Каждый отвечает ему с энтузиазмом:
— Хорошо. Прекрасно. Лучше некуда. Спасибо!
Но Фирин еще и еще допытывается, истинно ли мы довольны путешествием. Не прошел он и мимо Катаева:
— Ну, как, Валентин Петрович, себя чувствуете?
Катаев судорожно вытягивает шею из воротника и, сильно щурясь, смотрит на чекиста.
— Неважно я себя чувствую.
На матово-смуглом лице Фирина сквозь вежливую улыбку темно просвечивает удивление.
— Что случилось? Надеюсь, не чекисты виноваты в вашем плохом настроении?
— Именно вы, чекисты, виноваты, что у меня так скверно на душе. Не персонально вы, товарищ Фирин. Вы мне кажетесь милейшим человеком.
Чекист с четырьмя ромбами в петлицах не привык к подобной откровенности.
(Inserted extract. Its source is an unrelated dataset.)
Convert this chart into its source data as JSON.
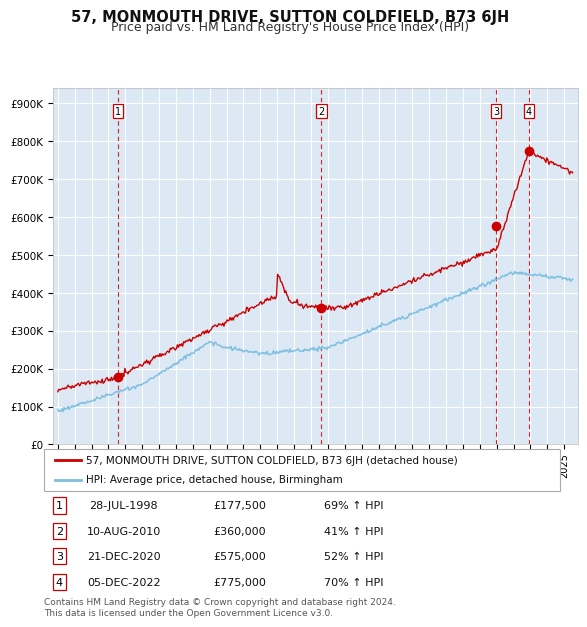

Таращит свои черные глаза на Катаева.
— В чем же мы провинились перед вами, Валентин Петрович?
— Не дали нам как следует посмотреть канал. Мало! На такое чудо надо смотреть неделю, месяц. И не таким кагалом, толпой в сто двадцать голов, а в одиночку, с толком, с чувством, с расстановкой.
— Не совсем понимаю вас, Валентин Петрович. Нельзя ли напрямик.
— Можно. Такая праздничная поездка не дает истинного представления о жизни каналоармейцев.
Фирин внимательно посмотрел на Катаева.
— Вы, кажется, хотите сказать, что сейчас на канале гасят парадные огни, убирают декорации, смывают грим?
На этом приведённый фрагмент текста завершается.